11. Paragraph 15 of AS 5, which has been extracted earlier,

makes it clear that the nature and amount of prior period items should

be separately disclosed in the statement of profit and loss in a manner

that their impact on the "current" profit or loss can be perceived. Two

approaches have been indicated in paragraph 19 of the said accounting

standard (AS 5). The normal approach is to include prior period items

in the determination of net profit or loss for the current period. The

alternative approach is to show such items in the statement of profit

and loss after determination of current net profit or loss. As indicated

in the accounting standard, in either case, the objective is to indicate the

effect of such items on the current profit or loss. It is obvious that

because of the prescribed accounting standard which has to be followed

by the assessee in view of the provisions of Section 115 JA (2) read

with Section 211 of the Companies Act, 1956, the assessee was

required to show the prior period items / extraordinary items separately

so that their impact on the current profit or loss could be perceived.

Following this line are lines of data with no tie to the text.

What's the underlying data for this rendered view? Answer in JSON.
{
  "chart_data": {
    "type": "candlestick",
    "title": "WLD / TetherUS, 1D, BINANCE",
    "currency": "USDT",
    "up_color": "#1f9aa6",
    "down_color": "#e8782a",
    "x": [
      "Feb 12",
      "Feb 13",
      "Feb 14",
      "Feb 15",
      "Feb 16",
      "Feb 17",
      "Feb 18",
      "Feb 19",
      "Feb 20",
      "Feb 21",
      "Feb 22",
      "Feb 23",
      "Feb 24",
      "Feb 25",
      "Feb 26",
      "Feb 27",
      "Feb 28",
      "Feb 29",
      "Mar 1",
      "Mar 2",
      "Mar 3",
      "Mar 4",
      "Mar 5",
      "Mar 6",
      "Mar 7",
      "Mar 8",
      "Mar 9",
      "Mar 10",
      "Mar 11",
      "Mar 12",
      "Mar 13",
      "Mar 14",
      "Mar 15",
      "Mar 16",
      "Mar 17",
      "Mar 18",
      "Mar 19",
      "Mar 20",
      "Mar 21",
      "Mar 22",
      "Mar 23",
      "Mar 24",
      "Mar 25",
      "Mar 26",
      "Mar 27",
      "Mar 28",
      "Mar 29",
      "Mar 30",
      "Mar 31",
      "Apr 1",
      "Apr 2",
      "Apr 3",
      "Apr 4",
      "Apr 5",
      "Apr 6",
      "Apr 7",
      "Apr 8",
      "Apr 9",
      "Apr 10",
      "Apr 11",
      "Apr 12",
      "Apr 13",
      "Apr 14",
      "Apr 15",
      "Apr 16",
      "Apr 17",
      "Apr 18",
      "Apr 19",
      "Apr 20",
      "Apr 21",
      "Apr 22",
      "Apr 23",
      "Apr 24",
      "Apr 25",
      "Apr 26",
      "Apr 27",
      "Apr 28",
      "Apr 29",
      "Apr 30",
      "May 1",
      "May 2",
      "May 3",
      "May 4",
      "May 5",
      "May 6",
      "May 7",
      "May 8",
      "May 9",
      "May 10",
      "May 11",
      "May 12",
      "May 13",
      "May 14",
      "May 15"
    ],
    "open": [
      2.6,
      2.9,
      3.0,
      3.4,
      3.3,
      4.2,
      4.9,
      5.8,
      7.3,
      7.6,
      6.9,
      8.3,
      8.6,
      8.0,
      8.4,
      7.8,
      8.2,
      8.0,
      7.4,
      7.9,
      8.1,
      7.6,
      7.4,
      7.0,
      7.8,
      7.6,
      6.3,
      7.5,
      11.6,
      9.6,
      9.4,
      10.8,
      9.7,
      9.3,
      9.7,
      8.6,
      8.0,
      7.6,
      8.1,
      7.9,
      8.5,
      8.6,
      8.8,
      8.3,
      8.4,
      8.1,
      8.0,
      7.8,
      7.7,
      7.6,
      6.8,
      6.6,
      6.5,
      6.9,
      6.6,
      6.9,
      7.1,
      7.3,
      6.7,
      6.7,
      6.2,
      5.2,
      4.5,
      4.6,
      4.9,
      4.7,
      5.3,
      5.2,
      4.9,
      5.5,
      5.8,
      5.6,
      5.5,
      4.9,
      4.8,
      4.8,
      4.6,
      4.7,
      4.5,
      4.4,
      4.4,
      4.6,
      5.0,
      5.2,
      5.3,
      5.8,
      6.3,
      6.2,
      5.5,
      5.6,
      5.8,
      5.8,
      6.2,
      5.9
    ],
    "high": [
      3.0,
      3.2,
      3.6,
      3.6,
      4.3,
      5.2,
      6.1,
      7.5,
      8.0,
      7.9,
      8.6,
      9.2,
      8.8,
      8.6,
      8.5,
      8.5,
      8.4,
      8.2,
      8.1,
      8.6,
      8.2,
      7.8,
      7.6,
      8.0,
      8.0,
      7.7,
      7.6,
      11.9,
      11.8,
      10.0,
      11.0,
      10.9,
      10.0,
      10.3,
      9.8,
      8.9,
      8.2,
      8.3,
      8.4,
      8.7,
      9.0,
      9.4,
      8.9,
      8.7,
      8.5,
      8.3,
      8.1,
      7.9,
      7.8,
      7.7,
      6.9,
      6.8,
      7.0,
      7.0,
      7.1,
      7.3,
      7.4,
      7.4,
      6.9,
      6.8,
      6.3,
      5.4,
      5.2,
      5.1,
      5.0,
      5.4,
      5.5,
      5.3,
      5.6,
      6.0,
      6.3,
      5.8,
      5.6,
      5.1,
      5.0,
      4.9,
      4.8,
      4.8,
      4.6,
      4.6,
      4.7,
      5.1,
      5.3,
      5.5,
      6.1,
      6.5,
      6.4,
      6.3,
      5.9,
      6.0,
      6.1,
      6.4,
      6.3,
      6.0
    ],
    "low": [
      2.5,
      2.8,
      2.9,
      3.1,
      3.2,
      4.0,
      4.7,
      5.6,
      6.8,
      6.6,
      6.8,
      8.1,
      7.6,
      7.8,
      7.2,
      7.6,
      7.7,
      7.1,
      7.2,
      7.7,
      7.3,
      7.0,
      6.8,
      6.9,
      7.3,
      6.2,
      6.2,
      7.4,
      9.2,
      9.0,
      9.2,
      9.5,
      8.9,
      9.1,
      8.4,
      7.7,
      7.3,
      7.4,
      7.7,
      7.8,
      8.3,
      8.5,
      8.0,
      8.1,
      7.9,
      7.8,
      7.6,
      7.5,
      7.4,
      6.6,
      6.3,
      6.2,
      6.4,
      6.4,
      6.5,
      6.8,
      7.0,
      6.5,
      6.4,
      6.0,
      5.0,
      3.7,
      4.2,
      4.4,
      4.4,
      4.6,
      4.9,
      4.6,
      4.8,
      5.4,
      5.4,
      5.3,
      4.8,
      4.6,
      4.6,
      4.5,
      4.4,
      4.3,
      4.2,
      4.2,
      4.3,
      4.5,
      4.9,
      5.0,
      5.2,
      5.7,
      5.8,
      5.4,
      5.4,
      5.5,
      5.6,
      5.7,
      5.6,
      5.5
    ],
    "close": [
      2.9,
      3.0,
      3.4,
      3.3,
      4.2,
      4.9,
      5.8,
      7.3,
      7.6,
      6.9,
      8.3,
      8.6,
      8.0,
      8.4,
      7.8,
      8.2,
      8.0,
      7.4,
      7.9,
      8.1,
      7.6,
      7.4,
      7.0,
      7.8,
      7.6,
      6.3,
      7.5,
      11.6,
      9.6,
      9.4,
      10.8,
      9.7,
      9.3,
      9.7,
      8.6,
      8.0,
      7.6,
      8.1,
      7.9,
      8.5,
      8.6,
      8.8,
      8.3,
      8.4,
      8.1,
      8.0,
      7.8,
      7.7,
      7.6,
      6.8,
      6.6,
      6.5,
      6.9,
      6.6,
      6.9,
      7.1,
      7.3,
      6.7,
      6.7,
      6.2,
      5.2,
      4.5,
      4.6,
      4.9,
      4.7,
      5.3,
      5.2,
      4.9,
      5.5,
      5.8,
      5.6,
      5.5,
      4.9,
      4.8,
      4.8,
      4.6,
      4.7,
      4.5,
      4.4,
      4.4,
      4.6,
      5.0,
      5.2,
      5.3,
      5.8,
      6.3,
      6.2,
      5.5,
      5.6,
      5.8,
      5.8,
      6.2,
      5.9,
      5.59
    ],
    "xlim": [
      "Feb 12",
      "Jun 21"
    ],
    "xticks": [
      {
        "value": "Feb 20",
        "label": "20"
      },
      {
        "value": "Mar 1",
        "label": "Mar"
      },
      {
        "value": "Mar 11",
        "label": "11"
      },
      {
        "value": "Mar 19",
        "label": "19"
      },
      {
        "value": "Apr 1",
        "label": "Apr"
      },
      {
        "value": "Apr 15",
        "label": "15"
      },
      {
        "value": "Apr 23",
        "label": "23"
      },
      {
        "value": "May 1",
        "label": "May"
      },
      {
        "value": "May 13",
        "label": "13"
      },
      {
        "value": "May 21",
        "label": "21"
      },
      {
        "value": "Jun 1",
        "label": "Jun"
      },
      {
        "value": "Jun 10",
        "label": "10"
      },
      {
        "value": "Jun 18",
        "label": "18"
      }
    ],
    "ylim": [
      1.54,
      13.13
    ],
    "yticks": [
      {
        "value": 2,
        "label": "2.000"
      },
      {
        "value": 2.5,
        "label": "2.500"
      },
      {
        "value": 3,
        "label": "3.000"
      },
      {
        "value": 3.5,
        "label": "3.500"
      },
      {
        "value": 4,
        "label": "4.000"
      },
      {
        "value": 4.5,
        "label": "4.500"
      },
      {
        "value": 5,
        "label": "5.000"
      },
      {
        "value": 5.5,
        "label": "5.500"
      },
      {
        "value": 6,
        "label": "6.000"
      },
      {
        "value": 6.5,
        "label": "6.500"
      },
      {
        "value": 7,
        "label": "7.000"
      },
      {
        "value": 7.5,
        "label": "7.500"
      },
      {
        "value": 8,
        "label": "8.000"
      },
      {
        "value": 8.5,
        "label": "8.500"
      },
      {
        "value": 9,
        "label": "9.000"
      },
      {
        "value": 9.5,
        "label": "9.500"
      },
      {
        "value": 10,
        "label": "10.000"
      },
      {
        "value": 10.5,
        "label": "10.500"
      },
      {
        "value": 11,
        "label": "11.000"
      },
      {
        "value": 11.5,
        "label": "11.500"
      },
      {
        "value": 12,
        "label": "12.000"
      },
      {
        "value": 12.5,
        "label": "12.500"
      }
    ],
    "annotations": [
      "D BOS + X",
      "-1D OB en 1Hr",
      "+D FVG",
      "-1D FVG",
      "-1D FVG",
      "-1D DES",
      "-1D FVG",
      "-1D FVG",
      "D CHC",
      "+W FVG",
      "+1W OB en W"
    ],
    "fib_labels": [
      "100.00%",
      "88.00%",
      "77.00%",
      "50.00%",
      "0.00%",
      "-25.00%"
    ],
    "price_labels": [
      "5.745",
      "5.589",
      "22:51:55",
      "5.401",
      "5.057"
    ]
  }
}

The fact that the assessee adopted the alternative approach of showing

such items in the statement of profit and loss after determination of

current net profit or loss, does not mean that these items are not to be

taken into account in computing net profit as envisaged in Section 115

JA of the said Act. Thus, what the assessee had done was only to

indicate prior period items / extraordinary items separately. This did

not mean that the figure of net profit was to be arrived at de hors these

items.

12. The foregoing discussion makes it clear that these items were

components of net profit as shown in the profit and loss account

prepared under Section 115 JA (2). The assessee was not claiming any

reduction in the net profit on the basis of any of the clauses appearing

in the Explanation. The assessee‟s claim was that the prior period

items / extraordinary items were, in any event, subsumed in the

computation of net profit. It is only that they were to be shown

separately so that their impact on the current net profit or loss could be

perceived.

13. In view of this discussion, the question is answered in the

affirmative and against the revenue. The decision of the Income-tax

Appellate Tribunal is upheld and the appeal is dismissed.